To help me earn my share of the rent money, Pietr got me a job at Rote Fahne, the newspaper where he worked. I told him I had given up fixing things until after the revolution, but Pietr convinced me I should make an exception for the ancient printing presses of a Communist newspaper.
Pietr worked at Rote Fahne as a photographer. He called it “documenting the Communist Revolution,” although he was documenting it with a capitalist camera—a Speed Graphic he had talked a rich American girl into giving him. Pietr was good at talking girls into giving him things, and not only cameras. Pietr was also—for a Communist—very fond of all things American.
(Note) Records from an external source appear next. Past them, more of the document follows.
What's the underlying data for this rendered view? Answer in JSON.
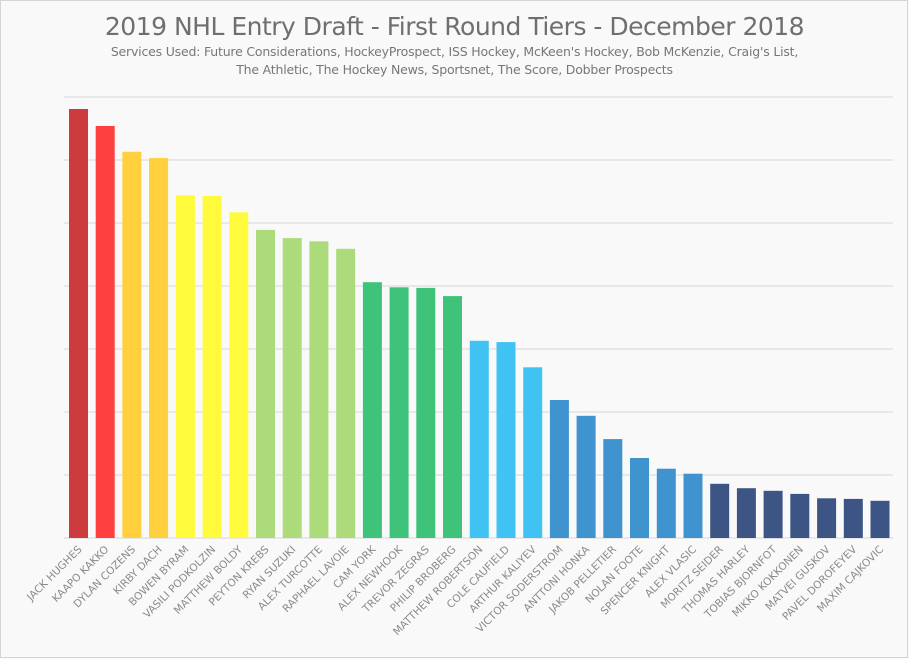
{
  "chart_data": {
    "type": "bar",
    "title": "2019 NHL Entry Draft - First Round Tiers - December 2018",
    "subtitle_lines": [
      "Services Used: Future Considerations, HockeyProspect, ISS Hockey, McKeen's Hockey, Bob McKenzie, Craig's List,",
      "The Athletic, The Hockey News, Sportsnet, The Score, Dobber Prospects"
    ],
    "xlabel": "",
    "ylabel": "",
    "ylim": [
      0,
      7
    ],
    "grid": true,
    "y_tick_labels_shown": false,
    "legend": "none",
    "categories": [
      "JACK HUGHES",
      "KAAPO KAKKO",
      "DYLAN COZENS",
      "KIRBY DACH",
      "BOWEN BYRAM",
      "VASILI PODKOLZIN",
      "MATTHEW BOLDY",
      "PEYTON KREBS",
      "RYAN SUZUKI",
      "ALEX TURCOTTE",
      "RAPHAEL LAVOIE",
      "CAM YORK",
      "ALEX NEWHOOK",
      "TREVOR ZEGRAS",
      "PHILIP BROBERG",
      "MATTHEW ROBERTSON",
      "COLE CAUFIELD",
      "ARTHUR KALIYEV",
      "VICTOR SODERSTROM",
      "ANTTONI HONKA",
      "JAKOB PELLETIER",
      "NOLAN FOOTE",
      "SPENCER KNIGHT",
      "ALEX VLASIC",
      "MORITZ SEIDER",
      "THOMAS HARLEY",
      "TOBIAS BJORNFOT",
      "MIKKO KOKKONEN",
      "MATVEI GUSKOV",
      "PAVEL DOROFEYEV",
      "MAXIM CAJKOVIC"
    ],
    "values": [
      6.81,
      6.54,
      6.13,
      6.03,
      5.44,
      5.43,
      5.17,
      4.89,
      4.76,
      4.71,
      4.59,
      4.06,
      3.98,
      3.97,
      3.84,
      3.13,
      3.11,
      2.71,
      2.19,
      1.94,
      1.57,
      1.27,
      1.1,
      1.02,
      0.86,
      0.79,
      0.75,
      0.7,
      0.63,
      0.62,
      0.59
    ],
    "tiers": [
      1,
      2,
      3,
      3,
      4,
      4,
      4,
      5,
      5,
      5,
      5,
      6,
      6,
      6,
      6,
      7,
      7,
      7,
      8,
      8,
      8,
      8,
      8,
      8,
      9,
      9,
      9,
      9,
      9,
      9,
      9
    ],
    "tier_colors": {
      "1": "#cc3c3e",
      "2": "#ff4040",
      "3": "#ffcf3e",
      "4": "#fffb3c",
      "5": "#addb7b",
      "6": "#3fc37b",
      "7": "#40c2f2",
      "8": "#3f94cf",
      "9": "#3d5585"
    }
  }
}
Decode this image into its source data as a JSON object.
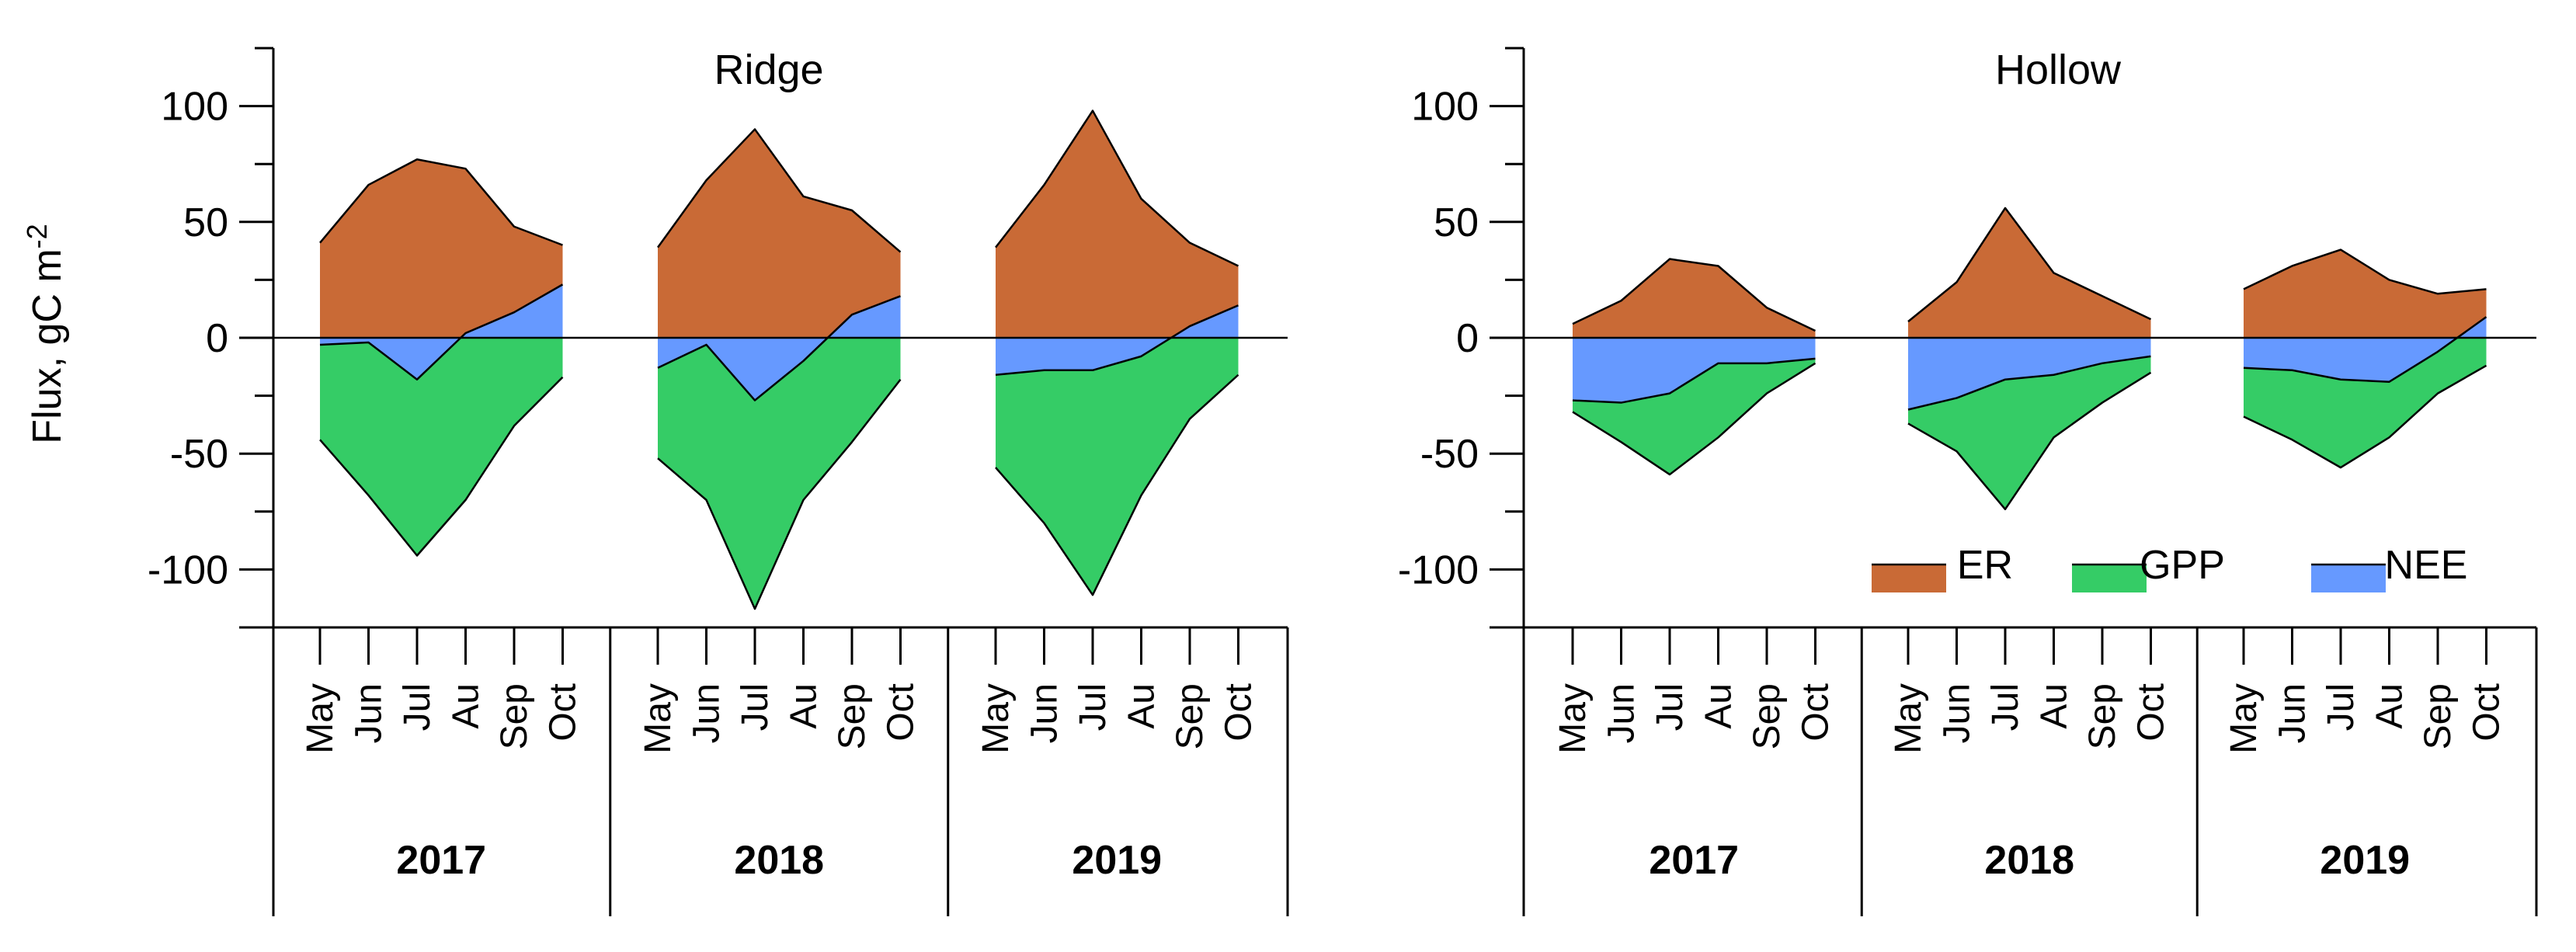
{
  "colors": {
    "ER": "#C96A36",
    "GPP": "#35CC66",
    "NEE": "#6699FF"
  },
  "y_axis_title": "Flux, gC m",
  "y_axis_title_sup": "-2",
  "chart_data": [
    {
      "type": "area",
      "title": "Ridge",
      "ylabel": "Flux, gC m-2",
      "ylim": [
        -125,
        125
      ],
      "yticks": [
        100,
        50,
        0,
        -50,
        -100
      ],
      "ytick_labels": [
        "100",
        "50",
        "0",
        "-50",
        "-100"
      ],
      "months": [
        "May",
        "Jun",
        "Jul",
        "Au",
        "Sep",
        "Oct"
      ],
      "years": [
        "2017",
        "2018",
        "2019"
      ],
      "series": [
        {
          "name": "ER",
          "values": [
            [
              41,
              66,
              77,
              73,
              48,
              40
            ],
            [
              39,
              68,
              90,
              61,
              55,
              37
            ],
            [
              39,
              66,
              98,
              60,
              41,
              31
            ]
          ]
        },
        {
          "name": "GPP",
          "values": [
            [
              -44,
              -68,
              -94,
              -70,
              -38,
              -17
            ],
            [
              -52,
              -70,
              -117,
              -70,
              -45,
              -18
            ],
            [
              -56,
              -80,
              -111,
              -68,
              -35,
              -16
            ]
          ]
        },
        {
          "name": "NEE",
          "values": [
            [
              -3,
              -2,
              -18,
              2,
              11,
              23
            ],
            [
              -13,
              -3,
              -27,
              -10,
              10,
              18
            ],
            [
              -16,
              -14,
              -14,
              -8,
              5,
              14
            ]
          ]
        }
      ]
    },
    {
      "type": "area",
      "title": "Hollow",
      "ylabel": "",
      "ylim": [
        -125,
        125
      ],
      "yticks": [
        100,
        50,
        0,
        -50,
        -100
      ],
      "ytick_labels": [
        "100",
        "50",
        "0",
        "-50",
        "-100"
      ],
      "months": [
        "May",
        "Jun",
        "Jul",
        "Au",
        "Sep",
        "Oct"
      ],
      "years": [
        "2017",
        "2018",
        "2019"
      ],
      "series": [
        {
          "name": "ER",
          "values": [
            [
              6,
              16,
              34,
              31,
              13,
              3
            ],
            [
              7,
              24,
              56,
              28,
              18,
              8
            ],
            [
              21,
              31,
              38,
              25,
              19,
              21
            ]
          ]
        },
        {
          "name": "GPP",
          "values": [
            [
              -32,
              -45,
              -59,
              -43,
              -24,
              -11
            ],
            [
              -37,
              -49,
              -74,
              -43,
              -28,
              -15
            ],
            [
              -34,
              -44,
              -56,
              -43,
              -24,
              -12
            ]
          ]
        },
        {
          "name": "NEE",
          "values": [
            [
              -27,
              -28,
              -24,
              -11,
              -11,
              -9
            ],
            [
              -31,
              -26,
              -18,
              -16,
              -11,
              -8
            ],
            [
              -13,
              -14,
              -18,
              -19,
              -6,
              9
            ]
          ]
        }
      ],
      "legend": {
        "position": "bottom-right",
        "items": [
          "ER",
          "GPP",
          "NEE"
        ]
      }
    }
  ]
}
American girls. American jazz. American movies. American movie stars. Especially Gloria Swanson, who we had seen in the movie Male and Female in a scene with a caged lion—a scene he claimed was now burned into his memory alongside the quotes of Karl Marx.
Pietr never told any of the other comrades in the flat in the Wassertorstrasse about his fondness for American things. I think that he trusted me with this knowledge because we were from the same town, and maybe also because I knew about his mother—and perhaps because I agreed with him about Gloria Swanson. How he justified the Speed Graphic to our colleagues at Rote Fahne was that he was utilizing a product of capitalism in the service of the Communist cause.